Simple enough, you would think - but clearly not! It just strikes me as either a real lack of imagination and/or egotism, seeing the child as an extension of you.
When our DS was about 2 or 3, he had several teddies and other anthropomorphic toys to whom he gave his own name: Tim the white bear, Tim the panda, Tim the crab, Tim the penguin, Tim the dinosaur (not his actual name); but you would think that most people who are old enough to be parents would have lived long enough to have heard of a variety of names - or know how to look up lists of them - and be long past that stage where they view the concept of a name as effectively equaling their name, now realising that people have one (or more) of lots of different names, not all the same one.

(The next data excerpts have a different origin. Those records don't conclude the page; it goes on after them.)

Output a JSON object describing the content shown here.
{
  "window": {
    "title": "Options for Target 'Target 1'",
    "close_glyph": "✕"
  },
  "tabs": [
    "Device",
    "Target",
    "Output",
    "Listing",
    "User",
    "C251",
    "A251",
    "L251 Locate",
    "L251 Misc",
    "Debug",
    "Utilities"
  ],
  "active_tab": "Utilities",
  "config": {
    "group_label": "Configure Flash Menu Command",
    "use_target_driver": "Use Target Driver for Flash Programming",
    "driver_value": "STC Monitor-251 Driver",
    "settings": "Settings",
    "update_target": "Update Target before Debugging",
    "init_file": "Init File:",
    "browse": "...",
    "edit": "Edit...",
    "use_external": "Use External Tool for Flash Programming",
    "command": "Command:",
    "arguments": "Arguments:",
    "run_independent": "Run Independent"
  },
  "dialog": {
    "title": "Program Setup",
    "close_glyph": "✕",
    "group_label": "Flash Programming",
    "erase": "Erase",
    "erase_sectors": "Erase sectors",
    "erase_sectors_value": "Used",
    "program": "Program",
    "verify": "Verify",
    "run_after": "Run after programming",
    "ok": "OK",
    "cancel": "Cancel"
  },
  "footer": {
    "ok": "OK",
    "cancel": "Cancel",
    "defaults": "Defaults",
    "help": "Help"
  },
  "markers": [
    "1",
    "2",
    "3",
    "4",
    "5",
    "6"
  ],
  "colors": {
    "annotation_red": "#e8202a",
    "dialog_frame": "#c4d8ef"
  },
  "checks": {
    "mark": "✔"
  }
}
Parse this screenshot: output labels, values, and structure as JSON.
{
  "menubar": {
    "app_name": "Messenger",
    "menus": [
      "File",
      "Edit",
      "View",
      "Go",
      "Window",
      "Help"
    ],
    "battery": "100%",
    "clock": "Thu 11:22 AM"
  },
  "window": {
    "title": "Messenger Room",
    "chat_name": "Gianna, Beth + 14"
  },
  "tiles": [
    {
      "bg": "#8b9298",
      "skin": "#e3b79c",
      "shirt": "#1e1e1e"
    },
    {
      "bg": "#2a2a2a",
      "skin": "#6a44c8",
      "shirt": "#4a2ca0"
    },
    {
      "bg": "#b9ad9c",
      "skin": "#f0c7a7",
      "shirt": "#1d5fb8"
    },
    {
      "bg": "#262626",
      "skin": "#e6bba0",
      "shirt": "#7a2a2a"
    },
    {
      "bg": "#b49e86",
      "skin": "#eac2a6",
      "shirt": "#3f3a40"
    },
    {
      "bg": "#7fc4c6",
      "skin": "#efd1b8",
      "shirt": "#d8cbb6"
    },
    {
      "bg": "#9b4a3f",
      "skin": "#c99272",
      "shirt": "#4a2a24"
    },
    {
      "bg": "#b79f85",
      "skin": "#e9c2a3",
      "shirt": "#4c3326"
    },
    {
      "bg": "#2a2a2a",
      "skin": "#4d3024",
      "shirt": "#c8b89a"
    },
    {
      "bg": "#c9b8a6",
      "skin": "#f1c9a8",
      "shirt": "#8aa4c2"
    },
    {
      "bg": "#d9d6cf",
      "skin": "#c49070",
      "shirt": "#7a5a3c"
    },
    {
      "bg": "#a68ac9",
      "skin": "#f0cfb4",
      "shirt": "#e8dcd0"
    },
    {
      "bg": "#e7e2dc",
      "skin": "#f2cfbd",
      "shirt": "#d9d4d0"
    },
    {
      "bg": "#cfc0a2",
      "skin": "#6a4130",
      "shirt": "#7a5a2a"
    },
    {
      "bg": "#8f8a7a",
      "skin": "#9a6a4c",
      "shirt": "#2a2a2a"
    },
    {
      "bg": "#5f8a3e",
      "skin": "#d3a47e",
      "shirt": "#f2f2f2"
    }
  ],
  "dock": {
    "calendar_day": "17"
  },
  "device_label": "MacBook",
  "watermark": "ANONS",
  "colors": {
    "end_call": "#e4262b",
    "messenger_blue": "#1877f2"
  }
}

In fact, even in that example above, I had to state Tim the panda, Tim the crab etc. - which goes to prove the point that, if you don't understand/agree with the concept (and wise practicalities) of giving individual people each a different name (at least within a family), all you're doing is rendering the name pointless. If you're going to end up with Little Sally and Big Sally in one household, you may as well just do away with the 'Sally' and call them 'Little' and 'Big' as if they were their actual names.
With the example above of all the girls in the class being called Mary, you'd probably just end up calling them (Miss) Smith, Brown, Robinson, O'Hara, McDonald etc. to have any hope at all of knowing which one was being referred to - the net result of which is that, with all of these girls having the name Mary, none of them end up being known as Mary, as they just cancel each other out.